A report by sociology Professor Lisa Hajjar has revealed how the CIA did not just torture but experimented on suspects.

CIA experimented on human beings

World Bulletin / News Desk

In a report to the Nation, Lisa Hajjar, a professor of sociology at UC Santa Barbara has said that human experimentation was a core feature of the CIA's torture program and that no one has been eld accountable for the grisly tortures that were detailed in the Senate report on the CIA’s post-9/11 detention and interrogation program.

Hajjar said in the her report : “[T]he experimental nature of the interrogation and detention techniques” used by the CIA “is clearly evident in the Senate Intelligence Committee’s executive summary of its investigative report, despite redactions (insisted upon by the CIA) to obfuscate the locations of these laboratories of cruel science and the identities of the perpetrators.”

The report revealed that the CIA hired two psychologists James Mitchell and Bruce Jessen who designed interrogation and detention procedures that they and others would use on people imprisoned in the agency’s secret “black sites” across the globe. Neither of the had the qualifications that are standard for military interrogators, nor did they have specialized knowledge about al-Qaida or relevant cultural or linguistic knowledge.
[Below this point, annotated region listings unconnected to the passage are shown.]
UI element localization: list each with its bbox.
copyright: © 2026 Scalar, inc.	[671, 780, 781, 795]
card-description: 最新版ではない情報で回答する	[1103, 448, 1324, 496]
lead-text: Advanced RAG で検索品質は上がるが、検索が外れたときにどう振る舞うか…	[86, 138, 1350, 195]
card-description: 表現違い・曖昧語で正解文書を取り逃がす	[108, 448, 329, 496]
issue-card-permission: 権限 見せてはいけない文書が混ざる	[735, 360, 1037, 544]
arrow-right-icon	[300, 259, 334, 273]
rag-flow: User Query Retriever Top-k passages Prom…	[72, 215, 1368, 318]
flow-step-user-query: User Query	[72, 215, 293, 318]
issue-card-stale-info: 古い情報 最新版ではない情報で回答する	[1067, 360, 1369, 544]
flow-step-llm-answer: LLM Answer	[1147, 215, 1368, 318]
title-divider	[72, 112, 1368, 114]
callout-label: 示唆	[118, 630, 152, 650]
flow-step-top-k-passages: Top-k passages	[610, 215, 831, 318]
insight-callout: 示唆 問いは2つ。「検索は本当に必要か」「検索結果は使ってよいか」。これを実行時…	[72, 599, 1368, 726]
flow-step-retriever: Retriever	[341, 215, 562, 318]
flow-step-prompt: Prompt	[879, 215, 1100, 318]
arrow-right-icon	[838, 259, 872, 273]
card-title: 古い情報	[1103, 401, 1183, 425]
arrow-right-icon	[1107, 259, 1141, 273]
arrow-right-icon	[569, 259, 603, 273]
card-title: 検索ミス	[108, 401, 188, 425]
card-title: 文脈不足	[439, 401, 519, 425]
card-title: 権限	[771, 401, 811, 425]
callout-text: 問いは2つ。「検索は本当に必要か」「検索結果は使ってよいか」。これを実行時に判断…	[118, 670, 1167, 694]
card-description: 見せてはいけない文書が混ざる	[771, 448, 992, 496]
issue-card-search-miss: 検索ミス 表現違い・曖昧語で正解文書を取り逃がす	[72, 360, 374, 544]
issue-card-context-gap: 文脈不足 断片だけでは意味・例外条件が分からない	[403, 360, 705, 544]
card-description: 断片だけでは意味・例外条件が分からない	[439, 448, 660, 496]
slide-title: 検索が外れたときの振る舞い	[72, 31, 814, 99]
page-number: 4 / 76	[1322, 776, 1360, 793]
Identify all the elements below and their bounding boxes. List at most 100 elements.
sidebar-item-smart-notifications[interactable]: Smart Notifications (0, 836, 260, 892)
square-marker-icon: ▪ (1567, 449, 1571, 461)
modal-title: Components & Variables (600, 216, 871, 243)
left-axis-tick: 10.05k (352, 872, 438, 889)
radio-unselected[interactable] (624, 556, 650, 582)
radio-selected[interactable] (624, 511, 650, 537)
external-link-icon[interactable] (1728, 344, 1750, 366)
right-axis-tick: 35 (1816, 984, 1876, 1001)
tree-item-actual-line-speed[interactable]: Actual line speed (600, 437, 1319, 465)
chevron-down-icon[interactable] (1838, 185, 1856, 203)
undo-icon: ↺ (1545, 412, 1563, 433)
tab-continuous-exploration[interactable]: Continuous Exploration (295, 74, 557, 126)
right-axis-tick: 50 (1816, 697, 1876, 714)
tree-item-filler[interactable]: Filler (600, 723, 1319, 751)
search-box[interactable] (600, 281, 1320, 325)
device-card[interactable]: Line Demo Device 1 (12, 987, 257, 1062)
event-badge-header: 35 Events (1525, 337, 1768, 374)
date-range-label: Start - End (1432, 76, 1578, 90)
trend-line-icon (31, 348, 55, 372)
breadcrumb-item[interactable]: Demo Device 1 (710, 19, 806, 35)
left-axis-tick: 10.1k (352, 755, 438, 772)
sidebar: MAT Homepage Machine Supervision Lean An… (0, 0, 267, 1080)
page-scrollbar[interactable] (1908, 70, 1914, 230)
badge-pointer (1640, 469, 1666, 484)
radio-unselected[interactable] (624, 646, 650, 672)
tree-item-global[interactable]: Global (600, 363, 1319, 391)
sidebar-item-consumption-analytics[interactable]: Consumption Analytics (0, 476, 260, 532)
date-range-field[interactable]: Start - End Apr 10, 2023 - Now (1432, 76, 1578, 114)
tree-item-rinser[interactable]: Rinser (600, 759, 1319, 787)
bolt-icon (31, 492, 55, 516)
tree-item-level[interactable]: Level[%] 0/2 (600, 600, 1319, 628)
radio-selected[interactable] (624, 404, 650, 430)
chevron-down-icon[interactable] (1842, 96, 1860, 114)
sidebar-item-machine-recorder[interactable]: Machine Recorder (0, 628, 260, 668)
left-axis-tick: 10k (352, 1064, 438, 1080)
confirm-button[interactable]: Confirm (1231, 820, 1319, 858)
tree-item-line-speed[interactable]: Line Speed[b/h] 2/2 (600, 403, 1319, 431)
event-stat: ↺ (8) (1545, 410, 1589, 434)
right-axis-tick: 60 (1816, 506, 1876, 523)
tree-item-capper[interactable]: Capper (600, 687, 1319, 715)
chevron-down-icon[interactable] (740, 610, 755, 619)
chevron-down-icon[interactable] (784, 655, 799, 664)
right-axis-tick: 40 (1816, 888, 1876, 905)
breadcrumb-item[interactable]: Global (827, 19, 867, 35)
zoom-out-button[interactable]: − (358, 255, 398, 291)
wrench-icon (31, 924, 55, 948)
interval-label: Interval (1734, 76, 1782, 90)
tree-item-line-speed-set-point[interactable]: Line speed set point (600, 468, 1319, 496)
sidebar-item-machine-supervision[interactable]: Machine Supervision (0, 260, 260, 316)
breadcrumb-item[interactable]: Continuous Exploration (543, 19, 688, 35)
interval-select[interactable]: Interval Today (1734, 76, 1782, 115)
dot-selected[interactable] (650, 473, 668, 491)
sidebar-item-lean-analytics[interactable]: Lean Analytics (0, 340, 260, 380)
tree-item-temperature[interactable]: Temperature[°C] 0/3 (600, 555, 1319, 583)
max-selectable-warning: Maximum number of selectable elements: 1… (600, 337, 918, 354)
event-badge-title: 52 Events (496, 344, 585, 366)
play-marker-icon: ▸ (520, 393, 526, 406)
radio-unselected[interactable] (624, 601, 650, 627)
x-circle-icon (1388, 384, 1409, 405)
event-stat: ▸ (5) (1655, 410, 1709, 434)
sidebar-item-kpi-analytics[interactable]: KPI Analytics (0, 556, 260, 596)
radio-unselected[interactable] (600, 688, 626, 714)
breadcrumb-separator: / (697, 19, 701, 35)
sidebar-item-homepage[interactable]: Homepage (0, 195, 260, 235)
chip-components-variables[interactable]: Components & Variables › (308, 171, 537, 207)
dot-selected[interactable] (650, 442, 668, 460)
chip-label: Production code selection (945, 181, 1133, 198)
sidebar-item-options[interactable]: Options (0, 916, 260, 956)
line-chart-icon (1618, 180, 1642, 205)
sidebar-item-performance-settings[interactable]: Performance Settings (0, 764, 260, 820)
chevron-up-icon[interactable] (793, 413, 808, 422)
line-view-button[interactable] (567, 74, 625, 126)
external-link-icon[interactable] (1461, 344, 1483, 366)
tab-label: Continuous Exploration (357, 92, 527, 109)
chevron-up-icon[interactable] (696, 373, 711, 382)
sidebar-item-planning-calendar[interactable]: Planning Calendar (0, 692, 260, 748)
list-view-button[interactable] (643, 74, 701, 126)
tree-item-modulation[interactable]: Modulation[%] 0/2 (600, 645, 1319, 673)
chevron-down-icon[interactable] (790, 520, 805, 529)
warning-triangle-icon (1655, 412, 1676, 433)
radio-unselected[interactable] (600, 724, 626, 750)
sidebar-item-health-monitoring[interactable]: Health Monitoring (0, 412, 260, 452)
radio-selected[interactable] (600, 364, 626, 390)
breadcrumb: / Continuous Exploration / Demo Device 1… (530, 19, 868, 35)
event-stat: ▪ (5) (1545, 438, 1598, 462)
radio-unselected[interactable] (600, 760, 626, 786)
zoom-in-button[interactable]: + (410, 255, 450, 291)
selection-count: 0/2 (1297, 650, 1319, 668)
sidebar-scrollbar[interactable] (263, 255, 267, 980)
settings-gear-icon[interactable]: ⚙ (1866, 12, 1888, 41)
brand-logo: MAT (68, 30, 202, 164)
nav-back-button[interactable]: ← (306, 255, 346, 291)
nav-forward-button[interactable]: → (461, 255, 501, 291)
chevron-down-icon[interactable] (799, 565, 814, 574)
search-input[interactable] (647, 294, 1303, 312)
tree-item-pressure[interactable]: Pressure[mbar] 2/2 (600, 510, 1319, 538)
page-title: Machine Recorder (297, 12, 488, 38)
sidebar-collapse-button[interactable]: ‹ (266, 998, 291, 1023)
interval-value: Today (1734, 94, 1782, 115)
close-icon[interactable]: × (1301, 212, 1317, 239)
Hajjar writes that what did have “Air Force experience in studying the effects of torture on American prisoners of war, as well as a curiosity about whether theories of ‘learned helplessness’ derived from experiments on dogs might work on human enemies,” Hajjar writes.

At least 38 people were tested in the manner described between April of 2002 and 2008, when the program was officially ended. “[T]he results were methodically documented and analyzed,” Hajjar writes. “That is the textbook definition of human experimentation".